Physical exercise is vital
Excess weight is associated with many health problems, such as diabetes, cardiovascular disease, hypercholesterolemia, sleep apnea, osteoarthritis and certain types of cancer. Maintaining a healthy weight is therefore a vital factor in decreasing your risk of developing these diseases.
In order to control your weight, you must also increase your daily energy expenditure by being more active. Changing your eating habits alone cannot perform any miracles. Exercise doesn’t have to be very difficult or complicated to be beneficial. Simply adding physical activities to your daily routine can improve your health and help you feel better overall. Taking the stairs instead of the elevator, walking or cycling to the corner store, getting off the bus one stop early and walking the rest of the way – these are all simple ways to burn more calories. It is generally recommended to build 30 minutes or more of physical activity into each day in order to get appreciable benefits.

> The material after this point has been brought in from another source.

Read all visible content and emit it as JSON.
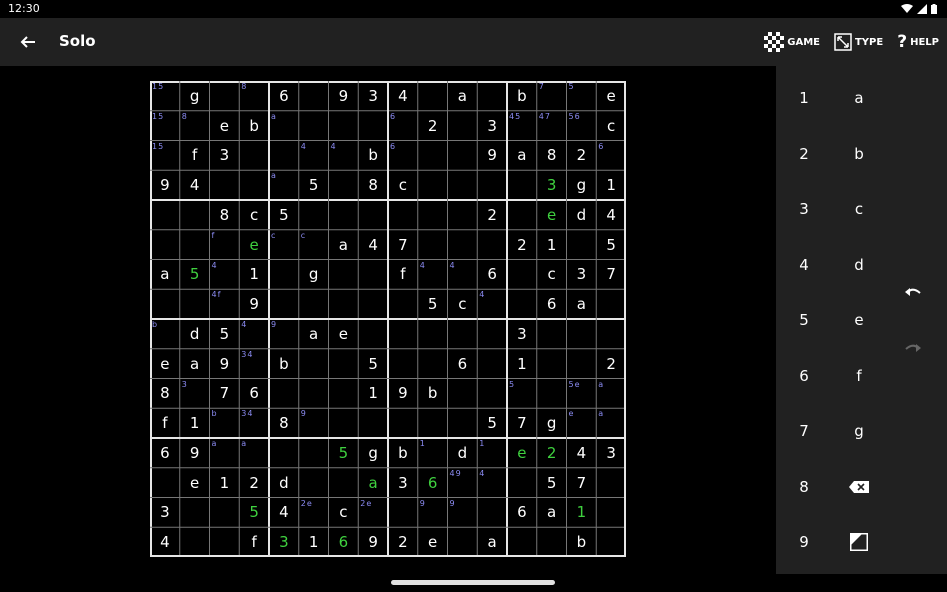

A few ten-minute sessions per day can be enough when getting started. Over time, the body gets stronger and gains endurance. You can gradually increase the length of your physical activity based on your abilities.
Perhaps you’re aware that you have some excess weight and would like to shed a few kilos. That’s already a step in the right direction. Changing long-standing lifestyle habits may not be an easy task, but being motivated to change behaviours is a key element of your undertaking. Integrate changes one at a time. There’s no point in trying to change everything at once, as this will make the task seem insurmountable. Set attainable goals and give yourself rewards when you reach them.
Do you already have a healthy weight? Wonderful, keep up your good habits! There’s nothing stopping you from improving further, however. Good habits are developed early. By integrating them into your lifestyle, you are more likely to maintain them as you age. Take advantage of your experience to have a positive influence on the people around you: your parents, children, grand-children or friends all need healthy lifestyle habits as much as you do!